Question

A box contains 0.90 g of liquid water in equilibrium with water vapour at 27°C. The equilibrium vapour pressure of water at 27°C is 32.0 Torr. When the volume of the box is increased, some of the liquid water evaporates to maintain the equilibrium pressure. 
If all the liquid water evaporates, then the volume of the box must be ______ litre. [nearest integer]
(Given : R = 0.082 L atm K^–1 mol^–1] (Ignore the volume of the liquid water and assume water vapours behave as an ideal gas.)

Answer 1

Correct Answer: 29

To solve this problem, we need to determine the volume of the box when all the liquid water evaporates at equilibrium.
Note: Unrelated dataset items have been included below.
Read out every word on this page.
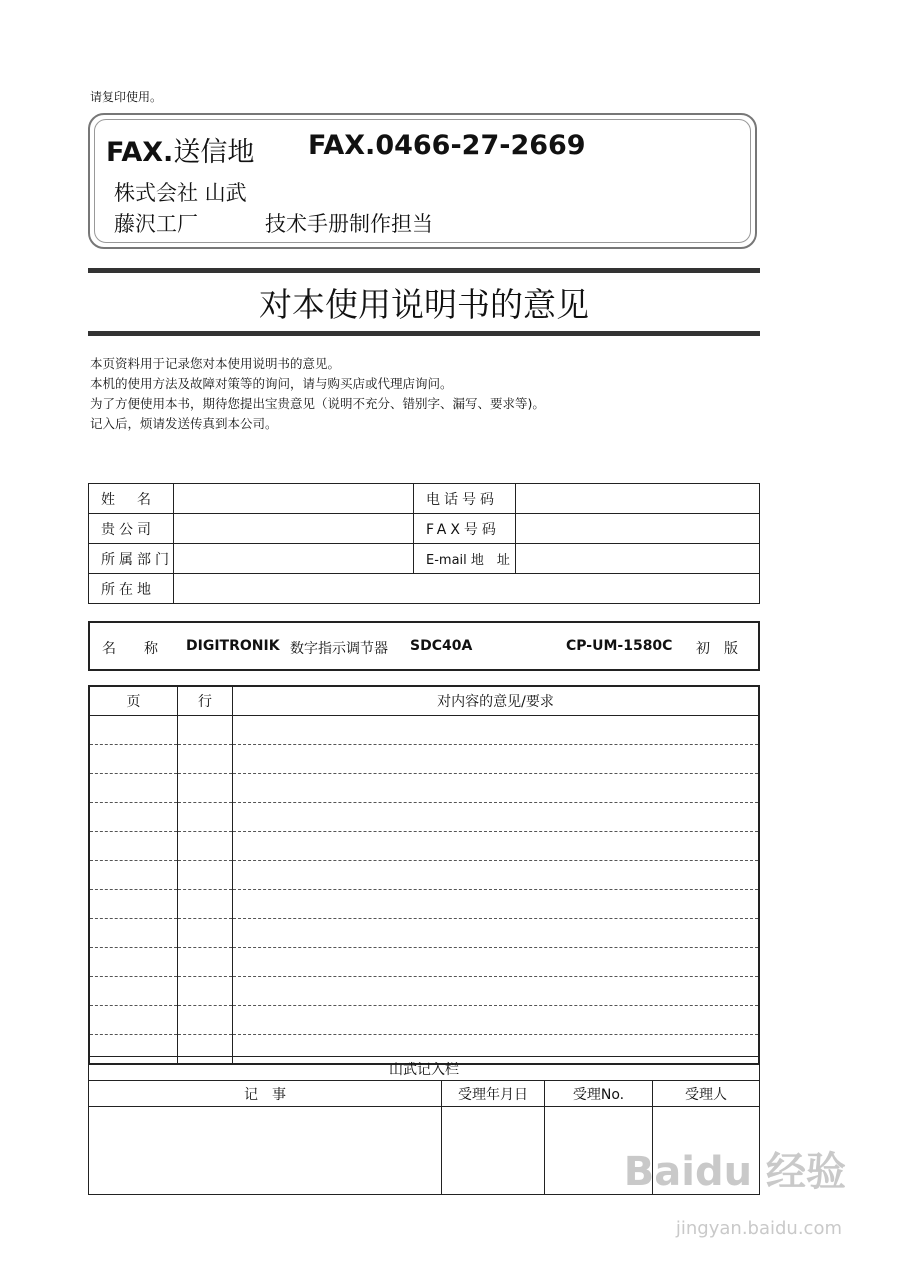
请复印使用。
FAX.送信地 FAX.0466-27-2669
株式会社 山武
藤沢工厂	技术手册制作担当
对本使用说明书的意见
本页资料用于记录您对本使用说明书的意见。
本机的使用方法及故障对策等的询问，请与购买店或代理店询问。
为了方便使用本书，期待您提出宝贵意见（说明不充分、错别字、漏写、要求等)。
记入后，烦请发送传真到本公司。
姓　名		电话号码	
贵公司		FAX号码	
所属部门		E-mail 地　址	
所在地			
名　　称 DIGITRONIK 数字指示调节器 SDC40A	CP-UM-1580C 初　版
页	行	对内容的意见/要求

山武记入栏			
记　事	受理年月日	受理No.	受理人

Baidu 经验
jingyan.baidu.com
To do this, we will use the Ideal Gas Law, \((PV = nRT)\), where \(P\) is pressure, \(V\) is volume, \(n\) is the number of moles, \(R\) is the gas constant, and \(T\) is temperature in Kelvin.

1. First, let's convert the temperature to Kelvin:
   \(T = 27°C + 273.15 = 300.15 \, \text{K}\)
2. Next, convert the given equilibrium pressure from Torr to Atmospheres, since \(R\) is provided in L atm K^-1mol^-1:
   \(P = 32.0 \, \text{Torr} \times \frac{1 \, \text{atm}}{760 \, \text{Torr}} = 0.0421 \, \text{atm}\)
3. Calculate the number of moles of water using its mass and molecular weight:
   Molecular weight of water \(= 18.0 \, \text{g/mol}\)
   \(n = \frac{0.90 \, \text{g}}{18.0 \, \text{g/mol}} = 0.05 \, \text{mol}\)
4. Apply the Ideal Gas Law to find the volume \(V\):
   \(PV = nRT \rightarrow V = \frac{nRT}{P}\)
   Substitute the known values:
   \(V = \frac{(0.05 \, \text{mol})(0.082 \, \text{L atm K}^{-1} \text{mol}^{-1})(300.15 \, \text{K})}{0.0421 \, \text{atm}}\)
   \(V = \frac{1.23063}{0.0421} = 29.23 \, \text{L}\)
5. Finally, round this to the nearest integer to get the required volume:
   \(V \approx 29 \, \text{L}\)

Thus, the volume of the box when all the liquid water evaporates is 29 litres, which fits the given range of 29 to 29.